On Raksha Bandan Day—an Indian feast on which women tie a special thread called “Rakhi” on the wrist of their brothers or of some other man whom they see as their brother—we usually tie rakhis on the wrists of hundreds of prisoners and become a sister for them. Since their own sisters are unable to visit them, this gesture means much to the men. Many prisoners break down and cry bitterly, thinking of their family members. All of them, however poor, give us at least ten rupees from the little money they have. After all, on this day, the brother is supposed to give a gift to his sister! One of the prisoners once gave us a 500 Rupee note. An old man cried because he did not have even ten Rupees to give us. We usually have a bhajan service with them, on the sacredness of the brother-sister relationship.
Children in jail?
There are also little children in our jails. They were either born in the jail or, being small, need to be with their mothers. Some have never seen their father. The prisoners become their relatives and siblings. What an environment to grow in! We wondered whether the authorities could make some arrangement for pregnant women so that they may get better care and have a healthier and more normal environment for their children.

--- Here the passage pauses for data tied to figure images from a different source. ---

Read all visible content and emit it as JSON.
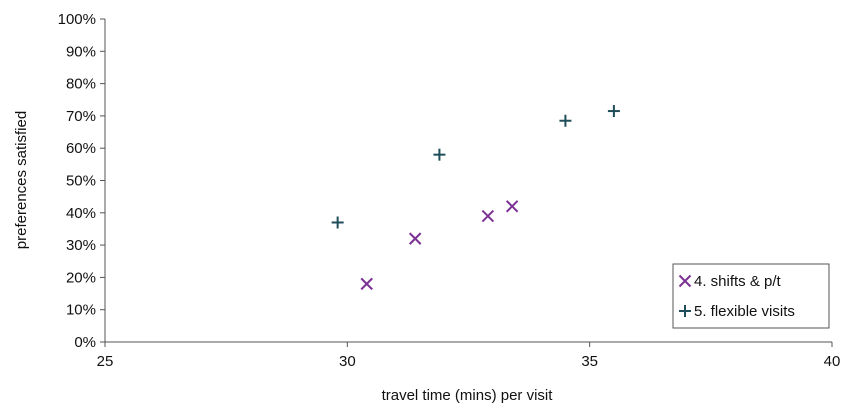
{
  "chart_data": {
    "type": "scatter",
    "title": "",
    "xlabel": "travel time (mins) per visit",
    "ylabel": "preferences satisfied",
    "xlim": [
      25,
      40
    ],
    "ylim": [
      0,
      100
    ],
    "x_ticks": [
      25,
      30,
      35,
      40
    ],
    "y_ticks": [
      "0%",
      "10%",
      "20%",
      "30%",
      "40%",
      "50%",
      "60%",
      "70%",
      "80%",
      "90%",
      "100%"
    ],
    "grid": false,
    "legend_position": "bottom-right",
    "series": [
      {
        "name": "4. shifts & p/t",
        "marker": "x",
        "color": "#7b3294",
        "points": [
          {
            "x": 30.4,
            "y": 18
          },
          {
            "x": 31.4,
            "y": 32
          },
          {
            "x": 32.9,
            "y": 39
          },
          {
            "x": 33.4,
            "y": 42
          }
        ]
      },
      {
        "name": "5. flexible visits",
        "marker": "+",
        "color": "#1f4e5a",
        "points": [
          {
            "x": 29.8,
            "y": 37
          },
          {
            "x": 31.9,
            "y": 58
          },
          {
            "x": 34.5,
            "y": 68.5
          },
          {
            "x": 35.5,
            "y": 71.5
          }
        ]
      }
    ]
  }
}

Whenever I needed money to help prisoners, God-sent angels were there for me. Poor prisoners would ask me for warm shawls during winter. Friends would give me money for getting such things. At times, without my asking, good people would give me money for the prisoners. I felt the hand of God reaching out to me through them.

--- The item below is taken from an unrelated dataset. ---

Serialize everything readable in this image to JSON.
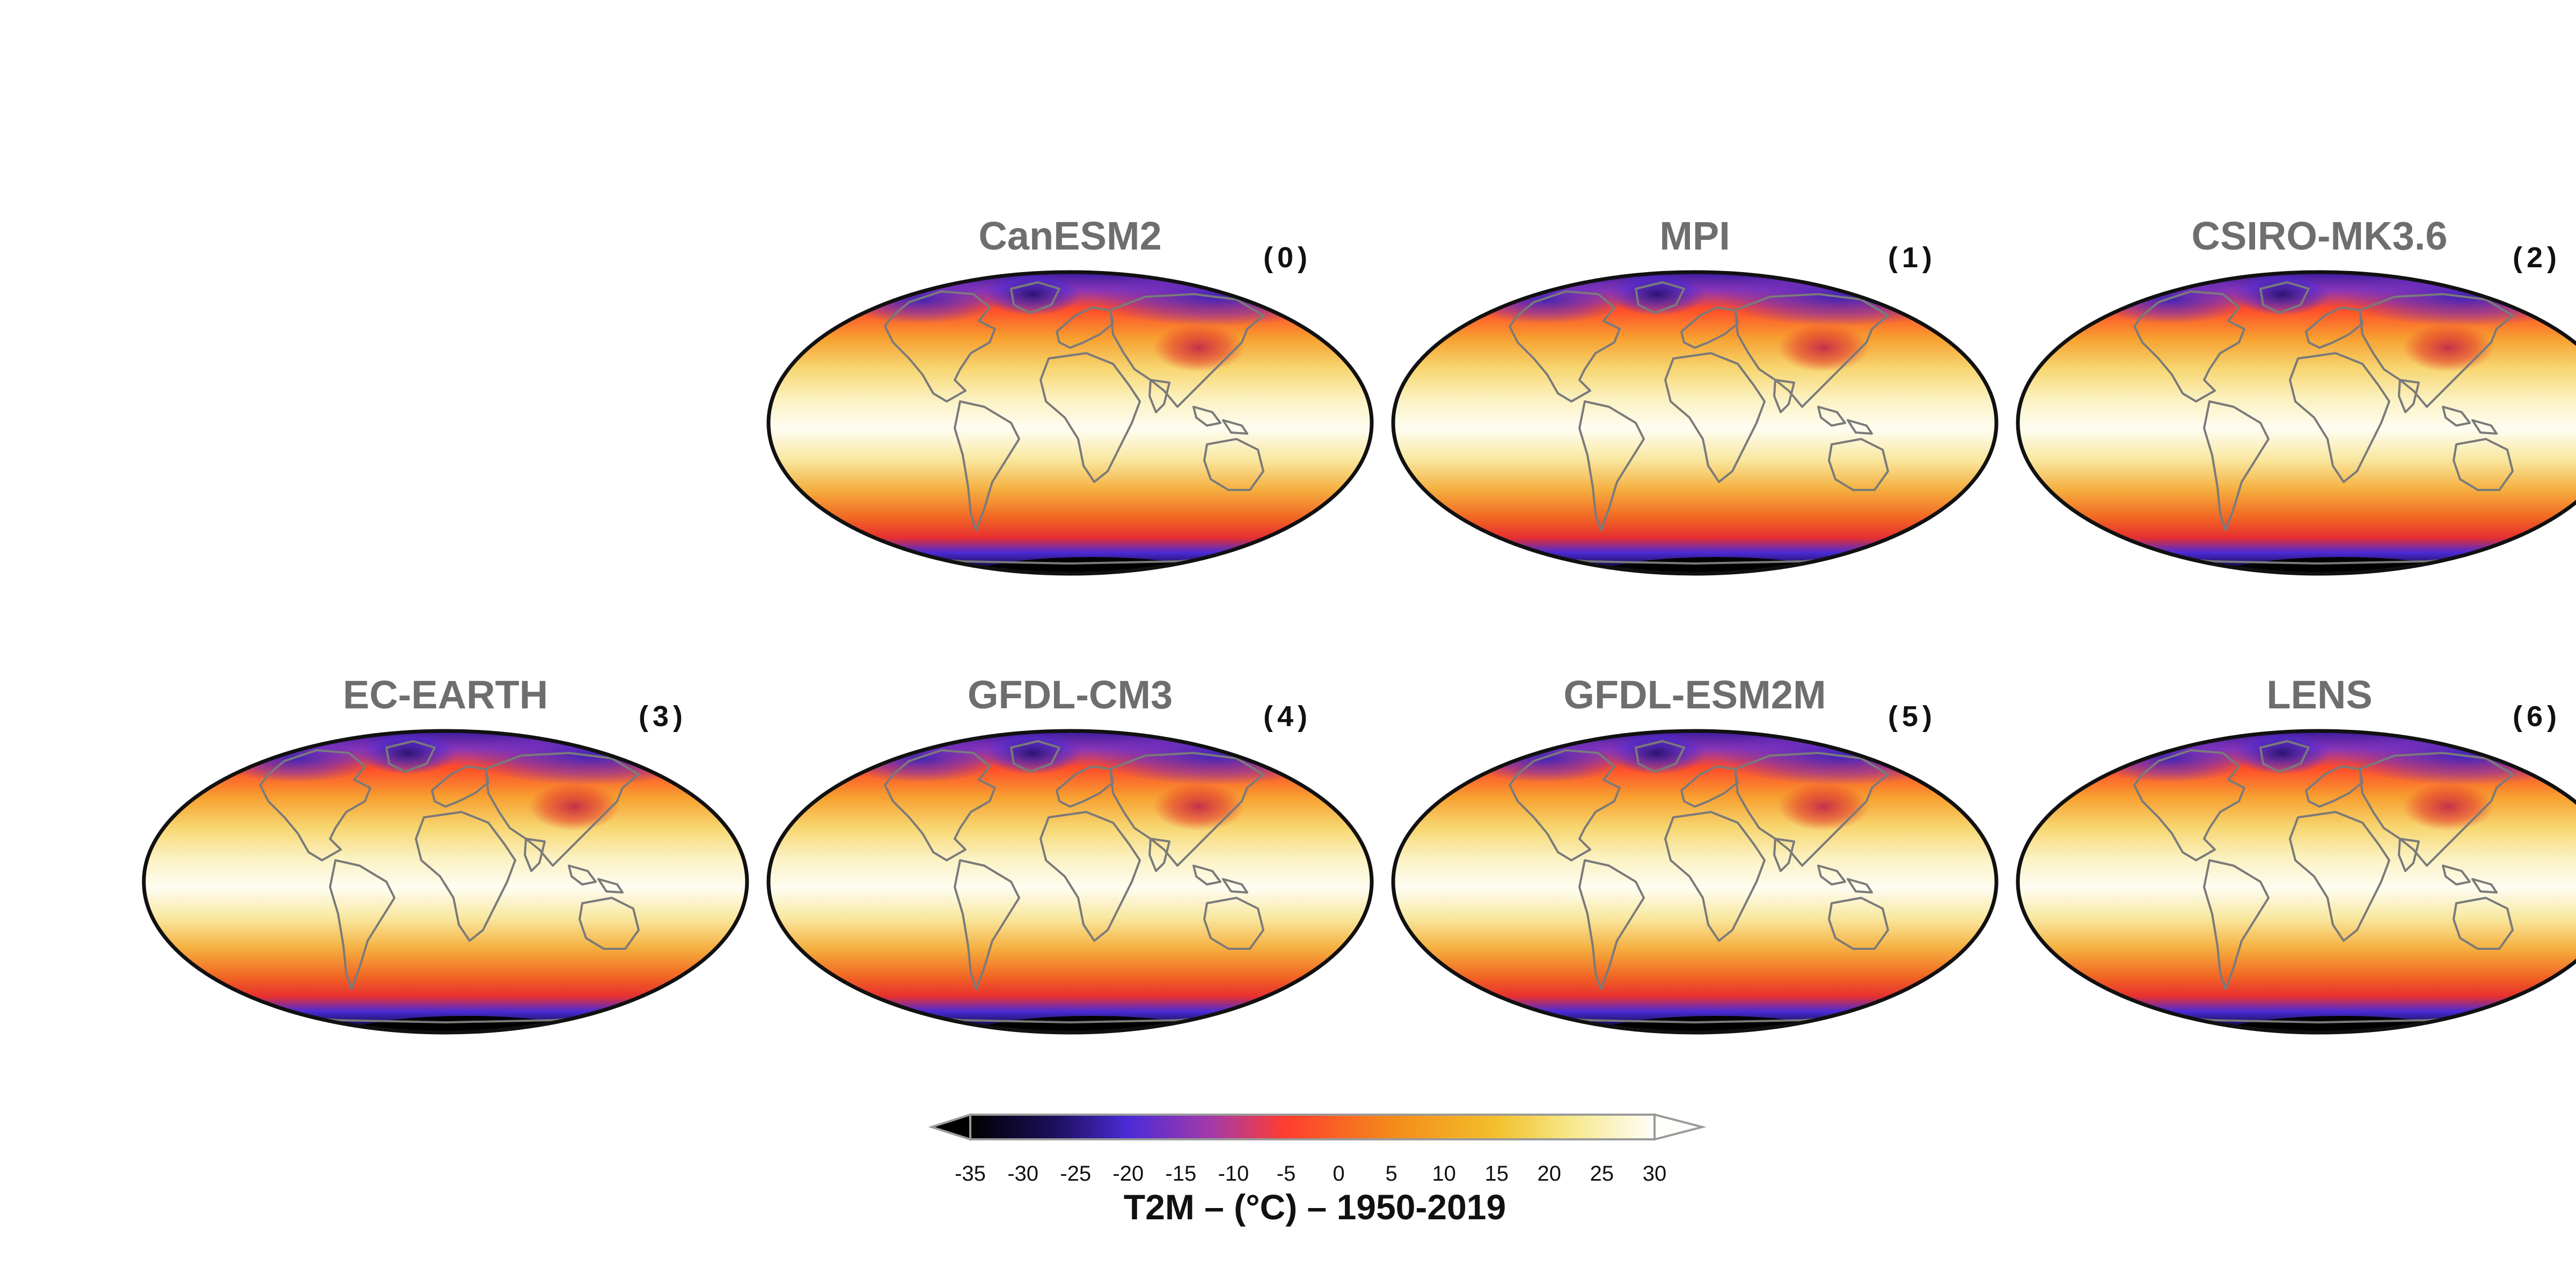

“When I was in prison, you visited me. What you do to the least of my brothers and sisters, you do to Me.” Prisoners certainly belong to the least and the most forgotten. May we see the face of Christ in them, visit them, and do what we can to help them. More people are aware of the plight of prisoners today. Much more can be done, if more of us opened our eyes and hearts to the needs, pains and dreams of our brothers and sisters who languish in prison, largely forgotten.
We also need to keep in mind this tragic reality: a large number of persons in Indian jails are undertrials—men and women whose cases have not been tried!
Sr Mary Chacko FDCC – Sr. Maria Chacko, a Canossian Sister, has been a full-time volunteer in the Central Jail at Motihari, Bihar.